Servus, seit geraumer Zeit beschäftige ich mich mit Java EE. Hierbei habe ich mal eine Frage bzgl. der Kommunkationen zwischen den Schichten (also z.B. zwischen Perstitens- und Logikschicht).

Wenn ich es soweit bis jetzt richtig verstanden habe könnten bei verteilten System die Persistenzschicht auf dem einen Rechner und die Logikschicht auf einem anderen Computer liegen. Der Datenaustausch erfolgt hierbei über RMI.

Habe ich dieses soweit richtig verstanden? Kommen noch anderer Kommunikationens zwischen diesen beiden Schichten zum Austausch? Ist RMI das gängiste?

Danke für eure Aufklärung
G. Meyer


----------



## Templarthelast (14. Jan 2013)

Warum RMI, wenn man eine DataSourceConnection mit dem Applicationserver aufbauen kann und dann über diesen eine JPA- Implementierung mit Daten versorgen kann? Es macht ja keinen Unterschied ob der Datenbankserver auf der gleichen Maschiene läuft als der Applicationserver.


----------



## ARadauer (18. Jan 2013)

Wir setzen gerne Spring Remoting mit Hessian ein. Wobei ich auch auf eine Trennung der Persistenz und Logikschicht verzichten würde. Ich denke das sind unnötige Latenzen. Wir setzten auf Spring Remoting bei der Kommunikation mit Rich Clients.


----------



## nillehammer (18. Jan 2013)

GMeyer hat gesagt.:
			
		

> Habe ich dieses soweit richtig verstanden? Kommen noch anderer Kommunikationens zwischen diesen beiden Schichten zum Austausch? Ist RMI das gängiste?

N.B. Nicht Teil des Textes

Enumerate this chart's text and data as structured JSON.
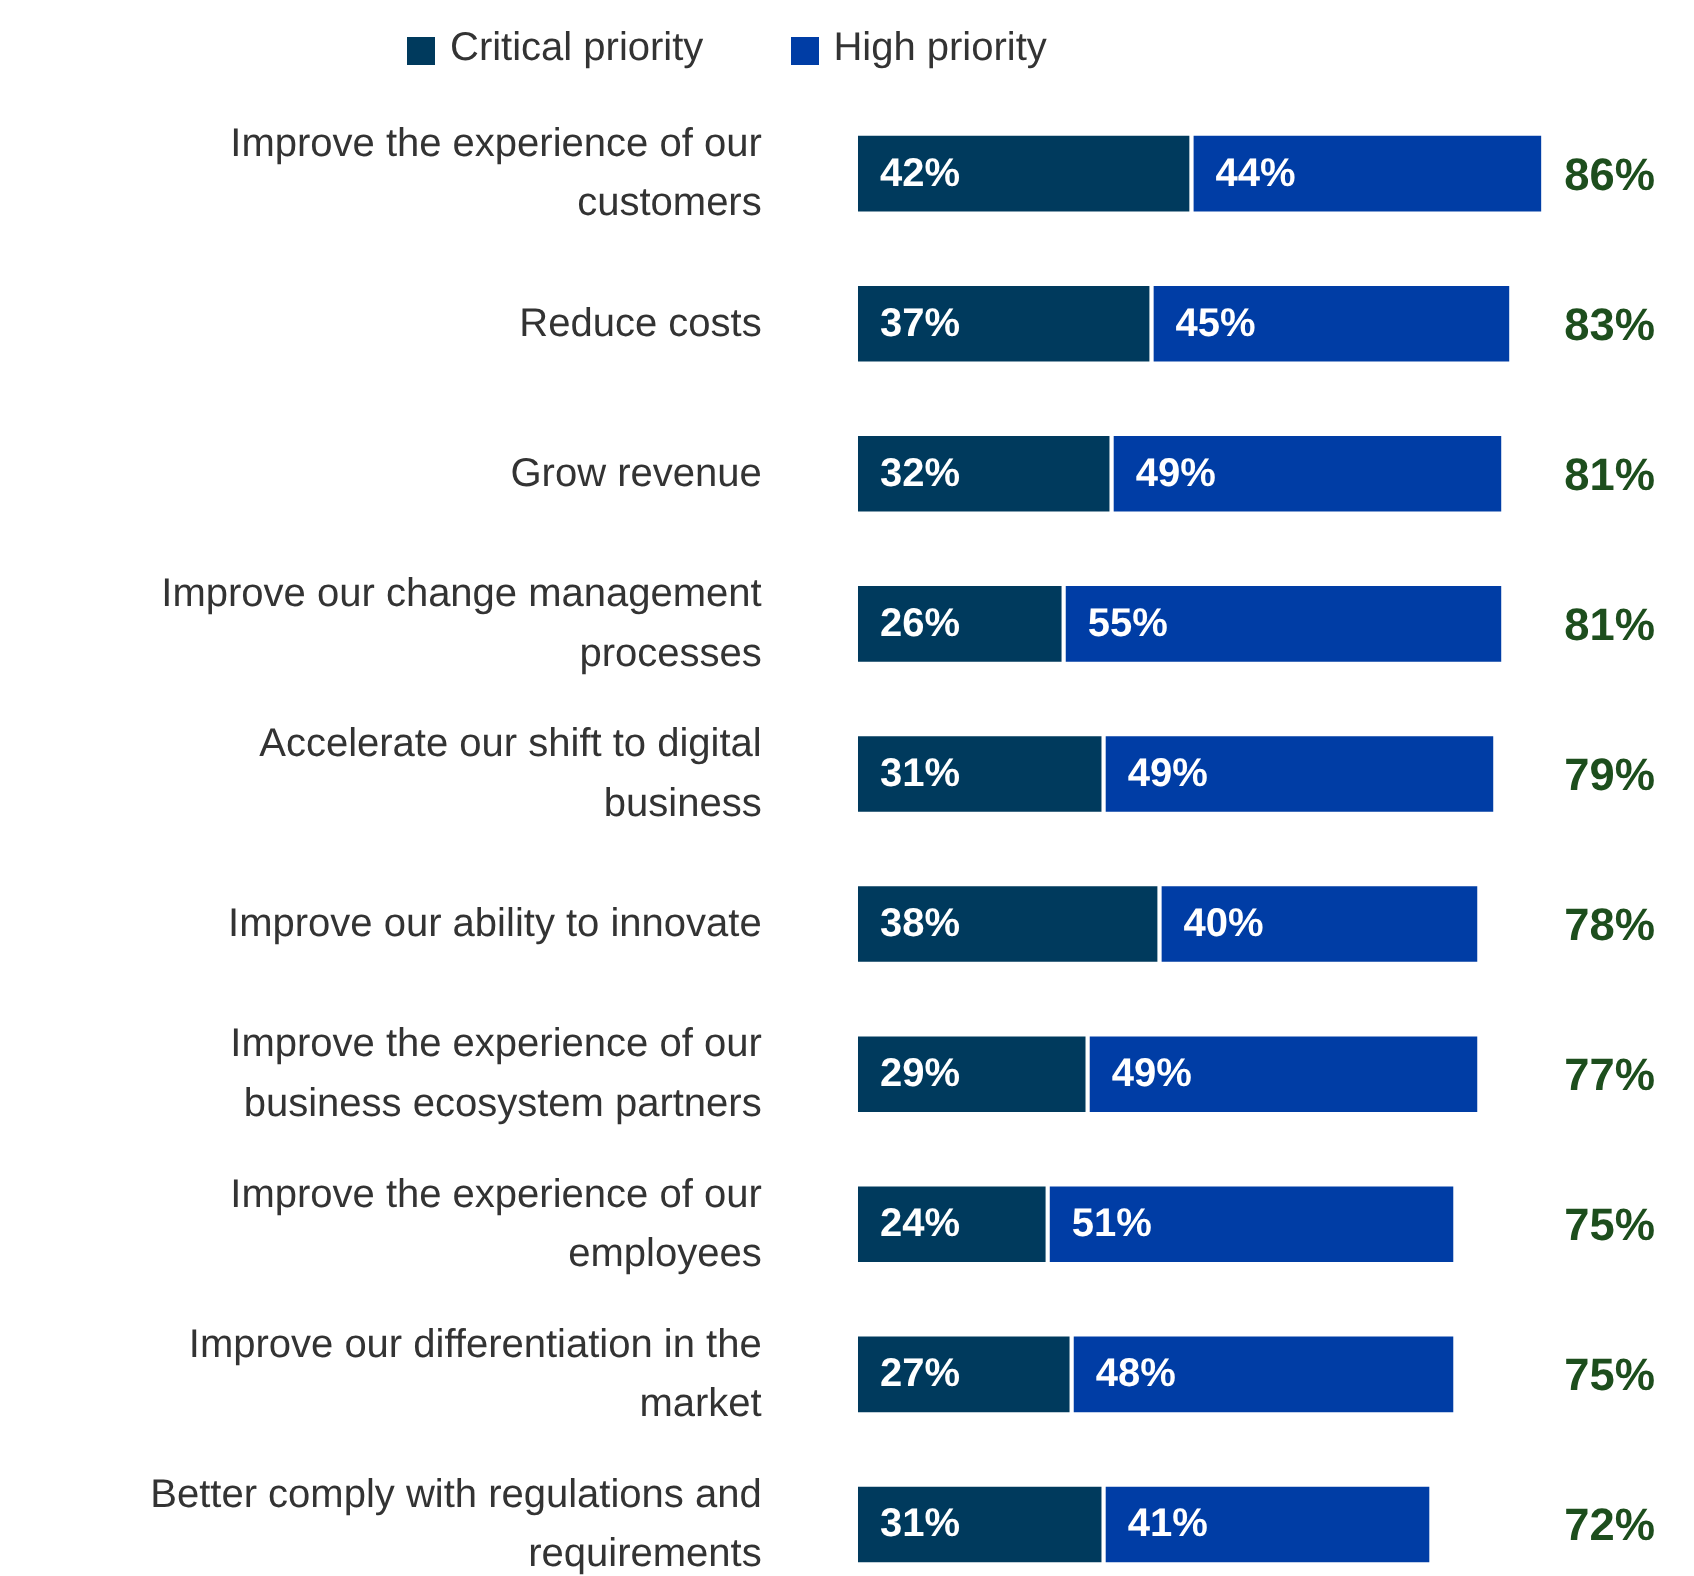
{
  "chart_data": {
    "type": "bar",
    "orientation": "horizontal",
    "stacked": true,
    "legend": "top",
    "categories": [
      "Improve the experience of our\ncustomers",
      "Reduce costs",
      "Grow revenue",
      "Improve our change management\nprocesses",
      "Accelerate our shift to digital\nbusiness",
      "Improve our ability to innovate",
      "Improve the experience of our\nbusiness ecosystem partners",
      "Improve the experience of our\nemployees",
      "Improve our differentiation in the\nmarket",
      "Better comply with regulations and\nrequirements"
    ],
    "series": [
      {
        "name": "Critical priority",
        "color": "#003a5d",
        "values": [
          42,
          37,
          32,
          26,
          31,
          38,
          29,
          24,
          27,
          31
        ],
        "value_labels": [
          "42%",
          "37%",
          "32%",
          "26%",
          "31%",
          "38%",
          "29%",
          "24%",
          "27%",
          "31%"
        ]
      },
      {
        "name": "High priority",
        "color": "#003da5",
        "values": [
          44,
          45,
          49,
          55,
          49,
          40,
          49,
          51,
          48,
          41
        ],
        "value_labels": [
          "44%",
          "45%",
          "49%",
          "55%",
          "49%",
          "40%",
          "49%",
          "51%",
          "48%",
          "41%"
        ]
      }
    ],
    "totals": [
      "86%",
      "83%",
      "81%",
      "81%",
      "79%",
      "78%",
      "77%",
      "75%",
      "75%",
      "72%"
    ]
  }
}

RMI wäre das gängigste für die (Netzwerk-)Kommunikation von Java-Apps untereinander. Aber -wie ARadauer schon andeutete- es ist nicht üblich, die Persistenz- und die Logikschicht zu trennen. Was sehr üblich ist, ist dass die Persistenzschicht sich mit einer Datenbank verbindet, die meist auf einem anderen Host läuft. Da wird dann JDBC eingesetzt.


----------